Herthas Probleme mit den eigenen Fans

Provokationen und Grenzübertritte

Auch Keuter wirkt resigniert: »Bei manchen Gruppierungen von Fans hat man das Gefühl, sie sträuben sich generell gegen alles, was wir machen. Dabei geht es gar nicht darum, was wir machen, sondern nur gegen uns«, sagt er. Selbst wenn man Aktionen für Meinungsfreiheit und Menschenrechte machen würde, hagele es Kritik. Die Botschaft ist klar: Herthas Geschäftsführung hat kein Interesse daran, von ihrem eingeschlagenen Weg abzuweichen. Keuter sagt deutlich: »Ich will den Anhängern meines Vereins nicht die Illusion geben, dass sie bei allem mitquatschen können.« Heutzutage würden viele Vereine ihren Fans Mitspracherecht vorgaukeln. »Ich möchte viel lieber, dass unsere Fans wissen, woran sie sind.
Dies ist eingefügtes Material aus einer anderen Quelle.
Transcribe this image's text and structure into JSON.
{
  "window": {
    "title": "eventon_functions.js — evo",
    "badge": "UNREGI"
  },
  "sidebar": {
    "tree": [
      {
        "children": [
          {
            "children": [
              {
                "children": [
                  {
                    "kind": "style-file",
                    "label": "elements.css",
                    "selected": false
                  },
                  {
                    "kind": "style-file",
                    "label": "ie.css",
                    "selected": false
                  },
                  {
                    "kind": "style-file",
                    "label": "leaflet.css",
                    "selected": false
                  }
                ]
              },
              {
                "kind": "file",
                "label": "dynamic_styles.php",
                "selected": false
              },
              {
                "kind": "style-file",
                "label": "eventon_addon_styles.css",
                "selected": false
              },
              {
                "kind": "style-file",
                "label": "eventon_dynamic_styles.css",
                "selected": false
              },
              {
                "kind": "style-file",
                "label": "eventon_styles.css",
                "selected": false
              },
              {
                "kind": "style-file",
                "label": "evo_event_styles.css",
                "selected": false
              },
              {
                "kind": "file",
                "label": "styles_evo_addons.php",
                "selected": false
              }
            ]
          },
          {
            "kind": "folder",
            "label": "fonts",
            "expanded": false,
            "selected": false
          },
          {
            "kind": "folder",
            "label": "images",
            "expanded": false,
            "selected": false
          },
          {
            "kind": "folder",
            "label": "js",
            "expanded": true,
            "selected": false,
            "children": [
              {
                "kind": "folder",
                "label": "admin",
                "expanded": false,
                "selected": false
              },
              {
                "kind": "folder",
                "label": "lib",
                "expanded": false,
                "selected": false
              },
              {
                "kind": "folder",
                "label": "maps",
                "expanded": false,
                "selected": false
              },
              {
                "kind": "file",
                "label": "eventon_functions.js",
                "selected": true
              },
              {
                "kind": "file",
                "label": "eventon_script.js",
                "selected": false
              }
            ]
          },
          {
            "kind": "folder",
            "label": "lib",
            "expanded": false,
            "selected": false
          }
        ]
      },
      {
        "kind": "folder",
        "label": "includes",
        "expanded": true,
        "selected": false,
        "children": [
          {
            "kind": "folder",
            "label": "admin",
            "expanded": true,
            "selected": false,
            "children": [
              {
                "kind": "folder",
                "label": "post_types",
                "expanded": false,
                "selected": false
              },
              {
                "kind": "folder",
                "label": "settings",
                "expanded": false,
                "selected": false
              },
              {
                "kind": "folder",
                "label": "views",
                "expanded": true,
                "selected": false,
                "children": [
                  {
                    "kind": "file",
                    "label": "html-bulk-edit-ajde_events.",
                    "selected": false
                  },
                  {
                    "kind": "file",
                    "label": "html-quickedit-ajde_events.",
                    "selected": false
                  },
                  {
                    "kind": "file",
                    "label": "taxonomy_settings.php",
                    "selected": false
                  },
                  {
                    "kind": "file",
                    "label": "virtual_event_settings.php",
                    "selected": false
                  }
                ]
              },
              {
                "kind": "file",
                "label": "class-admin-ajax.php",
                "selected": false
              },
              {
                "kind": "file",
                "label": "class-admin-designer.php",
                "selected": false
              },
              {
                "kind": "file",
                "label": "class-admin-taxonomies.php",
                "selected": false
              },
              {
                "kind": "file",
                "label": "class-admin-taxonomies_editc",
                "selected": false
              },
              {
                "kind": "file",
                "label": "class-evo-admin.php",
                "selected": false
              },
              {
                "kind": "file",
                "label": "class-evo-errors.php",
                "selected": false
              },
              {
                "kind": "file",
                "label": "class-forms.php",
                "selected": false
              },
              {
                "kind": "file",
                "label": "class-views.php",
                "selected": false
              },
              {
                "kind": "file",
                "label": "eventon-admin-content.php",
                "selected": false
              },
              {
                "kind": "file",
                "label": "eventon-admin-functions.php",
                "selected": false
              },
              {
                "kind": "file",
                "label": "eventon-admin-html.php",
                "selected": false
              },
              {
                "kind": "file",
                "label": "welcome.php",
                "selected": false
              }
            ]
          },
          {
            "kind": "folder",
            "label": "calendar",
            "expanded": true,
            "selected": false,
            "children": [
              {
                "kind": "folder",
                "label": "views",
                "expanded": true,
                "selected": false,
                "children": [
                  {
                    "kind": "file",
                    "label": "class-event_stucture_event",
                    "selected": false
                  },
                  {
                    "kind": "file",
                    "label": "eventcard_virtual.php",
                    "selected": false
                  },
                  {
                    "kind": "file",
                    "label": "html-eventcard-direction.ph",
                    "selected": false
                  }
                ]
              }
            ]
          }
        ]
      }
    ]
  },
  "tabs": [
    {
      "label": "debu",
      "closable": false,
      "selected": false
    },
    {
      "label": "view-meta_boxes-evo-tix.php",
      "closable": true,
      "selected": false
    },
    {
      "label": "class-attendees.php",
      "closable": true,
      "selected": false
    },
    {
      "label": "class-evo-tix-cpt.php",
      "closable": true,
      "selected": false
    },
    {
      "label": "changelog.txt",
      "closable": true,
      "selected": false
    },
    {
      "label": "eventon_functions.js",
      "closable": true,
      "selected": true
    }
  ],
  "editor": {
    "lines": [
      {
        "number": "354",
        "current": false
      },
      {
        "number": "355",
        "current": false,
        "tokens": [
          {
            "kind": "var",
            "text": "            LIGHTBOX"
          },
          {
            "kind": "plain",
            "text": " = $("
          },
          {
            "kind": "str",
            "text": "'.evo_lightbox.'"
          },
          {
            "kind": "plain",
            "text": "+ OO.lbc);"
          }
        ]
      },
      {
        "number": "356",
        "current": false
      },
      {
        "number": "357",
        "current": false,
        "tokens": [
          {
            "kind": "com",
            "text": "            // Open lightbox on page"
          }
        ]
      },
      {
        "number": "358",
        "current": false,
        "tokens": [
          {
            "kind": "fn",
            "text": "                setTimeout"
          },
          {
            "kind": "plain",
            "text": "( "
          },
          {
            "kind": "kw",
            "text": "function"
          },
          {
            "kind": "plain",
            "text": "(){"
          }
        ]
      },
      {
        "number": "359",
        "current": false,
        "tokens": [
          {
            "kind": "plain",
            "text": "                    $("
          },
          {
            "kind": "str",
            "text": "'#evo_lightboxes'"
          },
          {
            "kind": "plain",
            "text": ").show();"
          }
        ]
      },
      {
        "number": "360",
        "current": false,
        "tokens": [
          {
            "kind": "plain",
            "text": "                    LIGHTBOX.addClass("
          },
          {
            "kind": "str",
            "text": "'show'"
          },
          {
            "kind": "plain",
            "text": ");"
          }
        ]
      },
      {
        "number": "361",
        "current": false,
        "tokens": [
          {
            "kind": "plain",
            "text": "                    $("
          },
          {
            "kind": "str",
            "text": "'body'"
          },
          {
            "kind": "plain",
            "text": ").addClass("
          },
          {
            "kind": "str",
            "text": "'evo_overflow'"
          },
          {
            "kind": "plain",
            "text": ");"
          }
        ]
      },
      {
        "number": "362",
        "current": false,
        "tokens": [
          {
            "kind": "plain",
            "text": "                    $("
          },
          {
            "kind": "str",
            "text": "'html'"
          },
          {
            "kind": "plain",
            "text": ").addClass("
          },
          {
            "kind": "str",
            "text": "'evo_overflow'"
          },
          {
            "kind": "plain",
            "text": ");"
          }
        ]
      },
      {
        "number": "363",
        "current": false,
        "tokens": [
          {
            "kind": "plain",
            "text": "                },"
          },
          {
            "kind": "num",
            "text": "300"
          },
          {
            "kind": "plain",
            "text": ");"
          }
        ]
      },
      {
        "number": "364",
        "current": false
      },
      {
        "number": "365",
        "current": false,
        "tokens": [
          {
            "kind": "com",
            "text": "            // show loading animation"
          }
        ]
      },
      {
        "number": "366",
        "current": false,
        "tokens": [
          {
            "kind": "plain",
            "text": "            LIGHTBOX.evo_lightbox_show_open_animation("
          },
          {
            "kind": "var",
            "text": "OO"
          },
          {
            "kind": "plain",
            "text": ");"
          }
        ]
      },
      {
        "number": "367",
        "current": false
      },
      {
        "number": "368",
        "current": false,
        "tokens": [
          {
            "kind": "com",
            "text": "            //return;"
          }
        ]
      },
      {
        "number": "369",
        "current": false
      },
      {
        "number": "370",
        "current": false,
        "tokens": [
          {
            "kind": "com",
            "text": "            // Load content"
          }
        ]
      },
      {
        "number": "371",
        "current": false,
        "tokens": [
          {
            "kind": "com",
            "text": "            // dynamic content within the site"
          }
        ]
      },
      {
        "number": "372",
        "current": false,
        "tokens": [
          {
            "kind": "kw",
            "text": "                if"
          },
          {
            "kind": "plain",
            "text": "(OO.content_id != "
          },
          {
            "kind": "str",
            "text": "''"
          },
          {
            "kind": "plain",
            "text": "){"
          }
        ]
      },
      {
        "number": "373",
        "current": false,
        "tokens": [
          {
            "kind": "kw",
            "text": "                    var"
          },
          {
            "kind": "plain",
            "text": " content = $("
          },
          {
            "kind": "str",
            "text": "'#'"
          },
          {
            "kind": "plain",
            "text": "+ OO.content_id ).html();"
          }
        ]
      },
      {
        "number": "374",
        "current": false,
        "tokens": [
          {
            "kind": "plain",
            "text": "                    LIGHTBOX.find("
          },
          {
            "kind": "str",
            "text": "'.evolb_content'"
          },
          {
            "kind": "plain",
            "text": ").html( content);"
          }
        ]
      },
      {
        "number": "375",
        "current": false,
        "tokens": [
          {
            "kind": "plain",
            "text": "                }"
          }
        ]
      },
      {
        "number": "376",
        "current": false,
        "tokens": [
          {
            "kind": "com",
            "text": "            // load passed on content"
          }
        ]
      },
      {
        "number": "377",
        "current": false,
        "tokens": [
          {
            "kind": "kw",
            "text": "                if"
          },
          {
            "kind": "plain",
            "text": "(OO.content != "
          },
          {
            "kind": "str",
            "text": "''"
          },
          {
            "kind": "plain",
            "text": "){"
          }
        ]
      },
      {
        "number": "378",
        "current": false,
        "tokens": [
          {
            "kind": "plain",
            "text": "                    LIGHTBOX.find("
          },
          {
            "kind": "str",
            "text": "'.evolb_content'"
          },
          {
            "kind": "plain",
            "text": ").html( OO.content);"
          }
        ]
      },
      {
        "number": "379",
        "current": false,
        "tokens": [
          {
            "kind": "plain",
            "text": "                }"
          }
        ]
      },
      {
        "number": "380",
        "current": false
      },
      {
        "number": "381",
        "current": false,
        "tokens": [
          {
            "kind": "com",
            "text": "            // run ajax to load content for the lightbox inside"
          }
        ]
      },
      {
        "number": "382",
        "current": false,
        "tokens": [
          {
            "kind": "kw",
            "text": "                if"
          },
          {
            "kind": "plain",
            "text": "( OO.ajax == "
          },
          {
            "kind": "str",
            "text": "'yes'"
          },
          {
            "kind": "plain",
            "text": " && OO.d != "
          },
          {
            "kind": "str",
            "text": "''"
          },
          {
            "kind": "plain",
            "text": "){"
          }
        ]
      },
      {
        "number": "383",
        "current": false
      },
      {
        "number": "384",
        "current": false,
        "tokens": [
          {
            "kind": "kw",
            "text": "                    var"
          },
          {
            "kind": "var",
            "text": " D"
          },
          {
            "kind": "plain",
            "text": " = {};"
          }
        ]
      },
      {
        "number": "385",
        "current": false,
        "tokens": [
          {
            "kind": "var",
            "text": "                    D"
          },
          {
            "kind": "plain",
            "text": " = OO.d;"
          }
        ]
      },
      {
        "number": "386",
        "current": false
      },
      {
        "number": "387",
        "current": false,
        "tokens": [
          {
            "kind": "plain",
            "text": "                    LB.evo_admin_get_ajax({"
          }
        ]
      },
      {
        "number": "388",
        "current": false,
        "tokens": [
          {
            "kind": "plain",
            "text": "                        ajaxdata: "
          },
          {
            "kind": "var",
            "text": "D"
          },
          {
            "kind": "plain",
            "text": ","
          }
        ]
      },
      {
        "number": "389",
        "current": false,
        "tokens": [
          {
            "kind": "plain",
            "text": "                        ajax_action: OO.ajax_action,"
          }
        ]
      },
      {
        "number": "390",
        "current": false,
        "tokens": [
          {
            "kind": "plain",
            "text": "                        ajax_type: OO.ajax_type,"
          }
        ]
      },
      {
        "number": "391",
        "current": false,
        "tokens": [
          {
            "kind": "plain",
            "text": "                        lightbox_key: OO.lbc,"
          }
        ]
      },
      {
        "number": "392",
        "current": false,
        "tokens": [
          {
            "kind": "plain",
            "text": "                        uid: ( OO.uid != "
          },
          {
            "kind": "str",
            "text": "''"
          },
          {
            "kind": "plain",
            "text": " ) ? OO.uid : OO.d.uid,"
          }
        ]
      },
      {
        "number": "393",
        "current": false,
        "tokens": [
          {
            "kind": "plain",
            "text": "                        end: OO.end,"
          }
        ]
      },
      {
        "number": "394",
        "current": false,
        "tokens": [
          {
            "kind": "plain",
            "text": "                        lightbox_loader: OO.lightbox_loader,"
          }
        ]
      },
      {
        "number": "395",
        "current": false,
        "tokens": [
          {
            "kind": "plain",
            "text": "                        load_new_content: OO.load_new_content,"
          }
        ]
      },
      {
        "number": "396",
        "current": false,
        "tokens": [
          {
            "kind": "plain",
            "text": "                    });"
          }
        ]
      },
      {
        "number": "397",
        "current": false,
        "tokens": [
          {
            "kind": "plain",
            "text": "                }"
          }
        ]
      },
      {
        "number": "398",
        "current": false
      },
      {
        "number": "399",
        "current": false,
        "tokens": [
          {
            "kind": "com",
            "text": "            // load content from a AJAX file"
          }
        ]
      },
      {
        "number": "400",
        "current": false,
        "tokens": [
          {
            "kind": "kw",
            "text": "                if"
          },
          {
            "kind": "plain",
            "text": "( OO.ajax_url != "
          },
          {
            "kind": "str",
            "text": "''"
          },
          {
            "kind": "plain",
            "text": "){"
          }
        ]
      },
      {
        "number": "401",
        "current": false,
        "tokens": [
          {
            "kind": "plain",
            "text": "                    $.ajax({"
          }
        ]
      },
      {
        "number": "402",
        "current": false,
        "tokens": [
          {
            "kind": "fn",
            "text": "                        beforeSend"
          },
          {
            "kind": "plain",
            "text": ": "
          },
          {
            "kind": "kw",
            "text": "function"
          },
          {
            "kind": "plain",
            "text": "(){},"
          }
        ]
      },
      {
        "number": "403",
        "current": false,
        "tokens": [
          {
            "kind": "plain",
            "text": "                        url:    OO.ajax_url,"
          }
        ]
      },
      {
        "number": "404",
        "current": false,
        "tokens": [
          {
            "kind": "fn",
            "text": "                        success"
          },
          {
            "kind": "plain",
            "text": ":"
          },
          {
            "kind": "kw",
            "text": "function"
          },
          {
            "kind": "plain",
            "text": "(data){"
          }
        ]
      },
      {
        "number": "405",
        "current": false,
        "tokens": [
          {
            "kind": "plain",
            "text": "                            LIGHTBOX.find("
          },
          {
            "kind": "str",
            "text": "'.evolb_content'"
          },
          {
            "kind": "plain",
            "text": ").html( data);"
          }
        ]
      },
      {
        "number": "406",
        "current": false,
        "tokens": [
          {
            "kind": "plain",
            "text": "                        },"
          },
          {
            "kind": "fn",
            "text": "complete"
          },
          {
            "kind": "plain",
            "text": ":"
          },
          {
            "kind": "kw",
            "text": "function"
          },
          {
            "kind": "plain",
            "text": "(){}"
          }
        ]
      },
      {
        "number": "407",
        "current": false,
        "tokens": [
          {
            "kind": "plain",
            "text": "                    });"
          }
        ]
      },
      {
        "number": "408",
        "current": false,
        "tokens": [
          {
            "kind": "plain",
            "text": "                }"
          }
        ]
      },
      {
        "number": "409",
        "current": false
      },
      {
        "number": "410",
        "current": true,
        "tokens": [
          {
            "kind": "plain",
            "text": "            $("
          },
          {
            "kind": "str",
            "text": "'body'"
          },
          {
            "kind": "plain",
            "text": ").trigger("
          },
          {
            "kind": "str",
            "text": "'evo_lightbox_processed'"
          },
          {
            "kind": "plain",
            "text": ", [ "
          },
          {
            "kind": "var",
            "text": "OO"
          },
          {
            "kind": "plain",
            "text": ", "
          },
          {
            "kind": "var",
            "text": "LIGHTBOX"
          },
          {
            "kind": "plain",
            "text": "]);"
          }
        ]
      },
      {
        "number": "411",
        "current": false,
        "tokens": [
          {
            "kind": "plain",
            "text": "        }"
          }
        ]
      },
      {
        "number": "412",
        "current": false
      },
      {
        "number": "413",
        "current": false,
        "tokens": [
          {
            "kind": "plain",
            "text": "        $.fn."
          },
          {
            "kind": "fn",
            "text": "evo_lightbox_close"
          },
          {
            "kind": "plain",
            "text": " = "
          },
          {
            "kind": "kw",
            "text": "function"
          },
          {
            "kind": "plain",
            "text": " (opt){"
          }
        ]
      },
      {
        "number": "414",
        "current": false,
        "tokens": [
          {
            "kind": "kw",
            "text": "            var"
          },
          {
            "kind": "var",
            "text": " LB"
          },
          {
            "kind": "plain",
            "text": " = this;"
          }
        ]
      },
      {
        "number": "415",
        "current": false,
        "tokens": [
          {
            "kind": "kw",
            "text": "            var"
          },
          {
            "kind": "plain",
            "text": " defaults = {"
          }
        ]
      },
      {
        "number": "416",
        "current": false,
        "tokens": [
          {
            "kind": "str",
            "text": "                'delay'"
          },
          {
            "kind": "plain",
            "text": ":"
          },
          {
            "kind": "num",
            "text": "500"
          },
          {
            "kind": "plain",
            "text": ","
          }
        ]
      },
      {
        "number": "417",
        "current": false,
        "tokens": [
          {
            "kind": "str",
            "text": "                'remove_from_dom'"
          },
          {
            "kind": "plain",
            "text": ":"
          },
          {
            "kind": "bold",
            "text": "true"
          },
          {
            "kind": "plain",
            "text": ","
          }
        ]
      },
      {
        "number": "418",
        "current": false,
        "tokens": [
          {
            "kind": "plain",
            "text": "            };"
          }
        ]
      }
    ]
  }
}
Und sie können sagen: ‚Wir sind nicht der Meinung von Hertha BSC oder Paul Keuter – aber wenigstens erzählt er uns keine Scheiße.‘« Er sagt auch: »Wir sind immer dialogbereit, aber wir werden den Ultras nicht hinterherrennen.«

Verhärtete Fronten, klare Kanten, Maximalforderungen überall. Dabei ist Berlin ja stets ein Ort gewesen, an dem Vielfalt und Unterschiede ihren Platz gefunden haben. Und so wäre auch die Hertha bei Licht besehen der ideale Ort, um zu zeigen, dass im modernen Fußball auch beides zusammengehen kann. Modernität und Traditionspflege, Fannähe und Internationalität, Konsolensport und Spieler zum Anfassen auf den Kieztouren. Zumal kein Klub, der vorankommen will, wohl auf das eine oder andere verzichten können wird. 

Dem Verein fehlt das Feingefühl 

Stattdessen scheint der Konflikt zu eskalieren, so sehr er allen Beteiligten auch schadet. Es überwiegt die Freude an der Provokation. Der Verein lässt das Feingefühl für die Bedeutung von Fanbelangen, von Fahnen oder Kieztouren vermissen. Die Fanszene verstieg sich in den vergangenen Monaten zu Provokationen und Grenzübertritten. 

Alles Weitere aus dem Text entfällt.